Гарри уехал вскоре после этого. Он так и не понял, почему Наваб взял к себе Оливию. В любом случае, эта загадка — как и сам Наваб — выпали из поля зрения Гарри на многие годы. Чему он был рад. Если он и вспоминал время, проведенное во дворце, то всегда с неприязнью и даже с отвращением. И, тем не менее, он был очень-очень счастлив там. Потом, в Англии, ему казалось, что счастье это было для него чрезмерно. Теперь единственное, чего ему хотелось, — это тихо жить с матерью в квартирке в Кенсингтоне. Позже, после смерти матери, у него поселился его друг Ферди — бросил работу в прачечной, чтобы ухаживать за Гарри. Ферди познакомился и с Навабом, но лишь спустя многие годы; к тому времени Наваб, по мнению Гарри, сильно изменился. Обстоятельства его тоже изменились, и теперь, приехав в Лондон, он не останавливался в «Кларидже», так как был довольно сильно стеснен в средствах. Возможно, поэтому он не взял с собой Оливию — не мог себе этого позволить, или же она и сама не захотела ехать. Она больше никогда не приезжала в Англию, а жила в доме в горах, который Наваб купил для нее.
Когда я сказала Маджи, что уезжаю из Сатипура, она спросила:
— Вместе с Чидом? — Отъезд Чида в Англию ее позабавил, как и все с ним связанное. — Бедный мальчик, — сказала она, — пришлось ему бежать. — Ее широкие плечи тряслись от смеха.

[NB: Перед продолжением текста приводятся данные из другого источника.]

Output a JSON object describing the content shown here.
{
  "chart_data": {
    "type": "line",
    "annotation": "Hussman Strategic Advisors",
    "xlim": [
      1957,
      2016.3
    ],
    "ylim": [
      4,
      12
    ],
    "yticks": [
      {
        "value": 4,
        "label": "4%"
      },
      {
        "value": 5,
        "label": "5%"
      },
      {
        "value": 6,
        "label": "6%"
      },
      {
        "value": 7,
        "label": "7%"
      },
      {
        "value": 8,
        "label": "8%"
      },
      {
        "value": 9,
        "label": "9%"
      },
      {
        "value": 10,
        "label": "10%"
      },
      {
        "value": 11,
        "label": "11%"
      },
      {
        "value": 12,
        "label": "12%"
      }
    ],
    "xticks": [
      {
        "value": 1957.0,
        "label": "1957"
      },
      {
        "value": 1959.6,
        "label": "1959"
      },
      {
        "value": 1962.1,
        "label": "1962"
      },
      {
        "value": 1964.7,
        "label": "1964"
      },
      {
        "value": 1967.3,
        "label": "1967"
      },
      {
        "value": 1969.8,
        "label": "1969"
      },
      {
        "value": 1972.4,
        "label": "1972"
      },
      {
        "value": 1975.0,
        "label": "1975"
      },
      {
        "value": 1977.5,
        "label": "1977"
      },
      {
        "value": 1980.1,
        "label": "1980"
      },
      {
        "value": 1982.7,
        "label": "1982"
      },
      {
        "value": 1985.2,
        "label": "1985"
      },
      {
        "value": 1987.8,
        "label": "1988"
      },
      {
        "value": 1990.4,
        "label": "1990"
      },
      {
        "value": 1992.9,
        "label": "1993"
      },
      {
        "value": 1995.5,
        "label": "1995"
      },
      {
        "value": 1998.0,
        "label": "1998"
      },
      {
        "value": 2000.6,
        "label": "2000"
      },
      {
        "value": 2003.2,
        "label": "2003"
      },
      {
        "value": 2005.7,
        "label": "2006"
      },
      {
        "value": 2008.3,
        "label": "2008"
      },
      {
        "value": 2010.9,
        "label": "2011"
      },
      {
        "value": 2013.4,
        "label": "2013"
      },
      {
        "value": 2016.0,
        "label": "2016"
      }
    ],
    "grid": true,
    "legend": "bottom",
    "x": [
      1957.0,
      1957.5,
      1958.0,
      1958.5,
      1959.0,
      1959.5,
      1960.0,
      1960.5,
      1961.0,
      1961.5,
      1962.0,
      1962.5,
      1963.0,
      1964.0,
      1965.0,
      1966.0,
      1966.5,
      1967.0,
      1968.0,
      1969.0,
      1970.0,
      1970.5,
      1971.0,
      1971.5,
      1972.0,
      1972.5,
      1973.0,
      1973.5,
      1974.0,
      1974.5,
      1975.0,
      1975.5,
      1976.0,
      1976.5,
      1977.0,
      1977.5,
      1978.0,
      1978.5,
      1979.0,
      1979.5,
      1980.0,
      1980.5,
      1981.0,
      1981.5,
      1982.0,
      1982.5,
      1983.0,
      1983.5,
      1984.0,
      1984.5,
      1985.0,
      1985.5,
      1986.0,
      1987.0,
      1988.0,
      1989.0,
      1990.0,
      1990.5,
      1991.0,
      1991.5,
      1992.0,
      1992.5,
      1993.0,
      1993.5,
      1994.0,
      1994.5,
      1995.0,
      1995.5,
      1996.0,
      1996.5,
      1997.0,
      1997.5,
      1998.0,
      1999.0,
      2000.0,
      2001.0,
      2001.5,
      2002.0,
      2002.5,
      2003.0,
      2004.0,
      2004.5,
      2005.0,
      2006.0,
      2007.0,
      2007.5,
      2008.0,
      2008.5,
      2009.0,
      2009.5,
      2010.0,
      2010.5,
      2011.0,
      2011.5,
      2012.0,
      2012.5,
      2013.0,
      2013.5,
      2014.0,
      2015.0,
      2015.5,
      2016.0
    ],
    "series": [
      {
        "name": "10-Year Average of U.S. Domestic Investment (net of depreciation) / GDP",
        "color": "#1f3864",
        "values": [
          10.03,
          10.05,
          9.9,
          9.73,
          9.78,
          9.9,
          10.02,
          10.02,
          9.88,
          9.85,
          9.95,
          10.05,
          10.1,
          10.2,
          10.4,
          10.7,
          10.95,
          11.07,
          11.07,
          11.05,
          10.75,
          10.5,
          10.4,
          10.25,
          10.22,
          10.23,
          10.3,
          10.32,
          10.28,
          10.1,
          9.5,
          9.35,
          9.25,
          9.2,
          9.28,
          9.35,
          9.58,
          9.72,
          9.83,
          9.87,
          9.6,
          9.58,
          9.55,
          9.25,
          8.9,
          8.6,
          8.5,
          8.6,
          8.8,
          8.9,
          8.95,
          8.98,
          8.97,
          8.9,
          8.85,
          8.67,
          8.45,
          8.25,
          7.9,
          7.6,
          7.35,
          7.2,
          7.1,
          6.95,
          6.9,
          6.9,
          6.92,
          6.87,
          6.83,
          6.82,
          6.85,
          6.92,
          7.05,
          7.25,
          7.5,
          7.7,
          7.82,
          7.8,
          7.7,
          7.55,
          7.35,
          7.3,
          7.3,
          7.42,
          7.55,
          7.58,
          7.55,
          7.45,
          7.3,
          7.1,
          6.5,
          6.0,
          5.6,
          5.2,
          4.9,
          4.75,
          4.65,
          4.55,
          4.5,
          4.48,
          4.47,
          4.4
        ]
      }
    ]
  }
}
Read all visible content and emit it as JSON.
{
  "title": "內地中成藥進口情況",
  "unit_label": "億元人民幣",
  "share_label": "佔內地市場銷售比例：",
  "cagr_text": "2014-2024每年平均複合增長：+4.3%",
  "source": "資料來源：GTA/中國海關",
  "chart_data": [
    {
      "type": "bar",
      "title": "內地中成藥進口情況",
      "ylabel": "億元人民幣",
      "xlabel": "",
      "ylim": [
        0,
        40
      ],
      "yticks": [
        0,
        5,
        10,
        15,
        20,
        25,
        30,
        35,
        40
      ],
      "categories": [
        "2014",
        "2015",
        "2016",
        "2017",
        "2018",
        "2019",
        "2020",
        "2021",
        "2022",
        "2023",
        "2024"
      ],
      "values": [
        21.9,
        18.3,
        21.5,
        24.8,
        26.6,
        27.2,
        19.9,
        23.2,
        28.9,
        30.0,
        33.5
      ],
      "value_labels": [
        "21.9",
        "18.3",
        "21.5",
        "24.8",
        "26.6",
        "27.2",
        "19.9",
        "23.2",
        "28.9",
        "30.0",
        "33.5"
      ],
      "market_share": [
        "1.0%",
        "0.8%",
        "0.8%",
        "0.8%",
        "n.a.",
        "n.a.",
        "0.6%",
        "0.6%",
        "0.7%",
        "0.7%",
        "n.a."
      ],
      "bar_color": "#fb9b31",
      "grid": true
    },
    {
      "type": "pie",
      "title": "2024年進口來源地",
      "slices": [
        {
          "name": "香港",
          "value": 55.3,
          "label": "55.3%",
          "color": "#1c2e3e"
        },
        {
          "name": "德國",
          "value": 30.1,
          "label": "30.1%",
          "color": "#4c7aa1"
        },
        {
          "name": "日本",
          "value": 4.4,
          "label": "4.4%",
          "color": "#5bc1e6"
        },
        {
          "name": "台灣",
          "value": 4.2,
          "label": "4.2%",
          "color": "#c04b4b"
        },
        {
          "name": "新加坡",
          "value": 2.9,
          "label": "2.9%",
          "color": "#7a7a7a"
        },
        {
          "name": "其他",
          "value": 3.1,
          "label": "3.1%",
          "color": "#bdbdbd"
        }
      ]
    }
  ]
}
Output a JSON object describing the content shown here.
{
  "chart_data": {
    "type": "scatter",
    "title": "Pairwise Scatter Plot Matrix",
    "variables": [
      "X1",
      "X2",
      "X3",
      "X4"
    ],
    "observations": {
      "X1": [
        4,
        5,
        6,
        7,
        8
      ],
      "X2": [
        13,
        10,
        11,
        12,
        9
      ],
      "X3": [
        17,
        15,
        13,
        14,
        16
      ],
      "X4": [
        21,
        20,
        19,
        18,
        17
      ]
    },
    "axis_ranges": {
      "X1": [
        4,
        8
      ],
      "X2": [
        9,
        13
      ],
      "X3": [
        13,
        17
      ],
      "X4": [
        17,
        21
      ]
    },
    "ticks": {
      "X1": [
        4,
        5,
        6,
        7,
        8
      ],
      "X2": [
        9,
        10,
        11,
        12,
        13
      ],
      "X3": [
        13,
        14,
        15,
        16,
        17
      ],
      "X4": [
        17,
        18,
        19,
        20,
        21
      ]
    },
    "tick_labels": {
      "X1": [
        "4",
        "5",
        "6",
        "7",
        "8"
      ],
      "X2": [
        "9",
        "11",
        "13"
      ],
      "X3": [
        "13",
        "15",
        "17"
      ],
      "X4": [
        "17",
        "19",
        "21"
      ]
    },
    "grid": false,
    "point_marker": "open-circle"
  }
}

Я уверила ее, что вовсе не убегаю, а, наоборот, двигаюсь дальше — в горы. Ей это понравилось. Тогда я набралась смелости и спросила — а я уже давно собиралась, — что именно она делала со мной в тот день, день несостоявшегося аборта. К моему облегчению, ничего не произошло, но мне казалось, захоти она, ее попытки увенчались бы успехом. Что она сделала? — спросила я. Она, конечно, так ничего мне и не сказала, но ее лукавый смех означал, что и она не без греха. Я вспомнила, как она сидела там — сверхъестественное существо, обладающее сверхъестественными силами, которые, как мне теперь казалось, она использовала не для того, чтобы прервать мою беременность, а чтобы я до конца ее прочувствовала.